Taraflar arasında görülen tapu iptali ve tescil, aksi halde bedel davası sonunda İlk Derece Mahkemesince davalı ... yönünden davanın kabulüne, diğer davalı ... yönünden ise husumet yokluğundan davanın reddine ilişkin verilen kararın davalı ... mirasçıları tarafından istinaf edilmesi üzerine Bölge Adliye Mahkemesi tarafından yapılan inceleme sonucunda; istinaf başvurusunun 6100 sayılı Hukuk Muhakemeleri Kanunu'nun 353/(1)-b-1. maddesi gereğince esastan reddine ilişkin olarak verilen karar, süresi içinde davalı ... mirasçıları tarafından temyiz edilmekle; dosyadaki belgeler incelenerek gereği düşünüldü:

I. DAVA

Davacılar, kök mirasbırakan ...’nın ölümü ile birlikte 706 ada 3 parsel sayılı taşınmazın kendi mirasbırakanları .... ile davalı oğlu ...ye intikal ettiğini, davalılardan Sinan Hüsnü’nün dava konusu taşınmazdaki mirasbırakanlarından intikal eden ½ payın satılması ve bedelinin ödenmesi ya da kök mirasbırakan ....’dan intikal eden diğer taşınmazdaki payından kendi lehlerine davalı ...’nün feragat etmesi karşılığında Altındağ .... Noterliğinin 05.10.2016 tarihli ve ... yevmiye numaralı vekaletnamesi ile vekil tayin edildiğini, bahse konu vekaletname uyarınca intikal eden dava konusu taşınmazdaki 1/2 payın diğer davalı ...’e, ondan tekrar ....’ye satış suretiyle devredildiğini, vekalet görevinin kötüye kullanıldığını, kendilerine bir bedel ödenmediğini ileri sürerek, dava konusu taşımazın miras payları oranında tapu kaydının iptali ile adlarına tesciline, aksi halde bedele karar verilmesini istemişlerdir.

II. CEVAP

1. Davalı ..., dava konusu taşınmazın kök mirasbırakan .... tarafından sağlığında kendisine sözlü olarak vasiyet edildiğini, davacıların mirasbırakanı ....’a ise dava dışı 80 ada 61 parsel sayılı taşınmazın ifrazı ile oluşacak 418,34 m²’lik kısmın vasiyet edildiğini, davacılar tarafından da vekaletnamenin bu doğrultuda verildiğini, iddiaların asılsız olduğunu belirterek, davanın reddini savunmuş, yargılama sırasında ölümü üzerine mirasçıları tarafından davaya devam edilmiştir.

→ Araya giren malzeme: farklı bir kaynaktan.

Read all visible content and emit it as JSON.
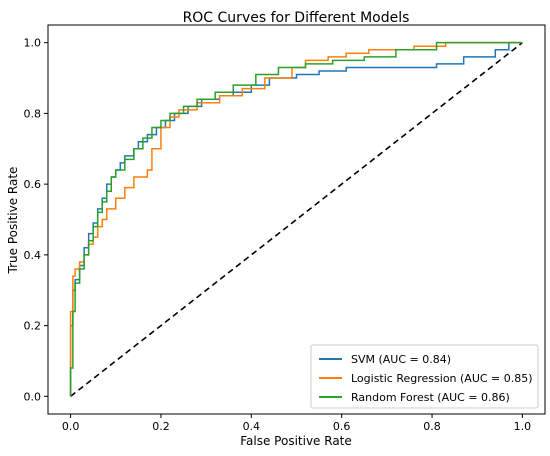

2. Davalı ..., dava konusu taşınmazda kayıt maliki olmadığını, bu nedenle davanın husumet yokluğundan reddini savunmuştur.

III. İLK DERECE MAHKEMESİ KARARI

İlk Derece Mahkemesince, dava konusu taşınmazdaki davacıların payının 18.10.2016 tarihinde davalı ...'ya, bir gün sonra da davalı ...'ye devredildiği resmi satış senedi ile taşınmazın gerçek değeri arasında fahiş farkın bulunduğu, satış bedelinin ödendiğine ilişkin bir delilin dosyaya sunulmadığı, vekalet görevinin kötüye kullanıldığı iddiasının ispatlandığı gerekçesiyle davalı ... yönünden davanın kabulüne, diğer davalı ... yönünden ise husumet yokluğundan davanın reddine karar verilmiştir.

IV. İSTİNAF

1. İstinaf Yoluna Başvuranlar

İlk Derece Mahkemesinin yukarıda belirtilen kararına karşı süresi içinde davalı ... mirasçıları istinaf başvurusunda bulunmuştur.

2. İstinaf Nedenleri

Davalı ... mirasçıları istinaf dilekçesinde özetle; dava konusu taşınmazdaki pay devrinin kök mirasbırakan ...’nın sözlü vasiyeti doğrultusunda gerçekleştiğini, dinlenen tanık beyanlarının da bu doğrultuda olduğunu, kök mirasbırakan ...’nın sözlü vasiyetinin davalı olarak gösterilen ancak yargılama sırasında ölen mirasbırakanları Sinan Hüsnü’nün sağlık problemleri nedeniyle gerçekleştirilemediğini, harç ve vekalet ücretinin Mahkemece yanlış hesaplandığını belirterek, İlk Derece Mahkemesi kararının kaldırılmasını istemiştir.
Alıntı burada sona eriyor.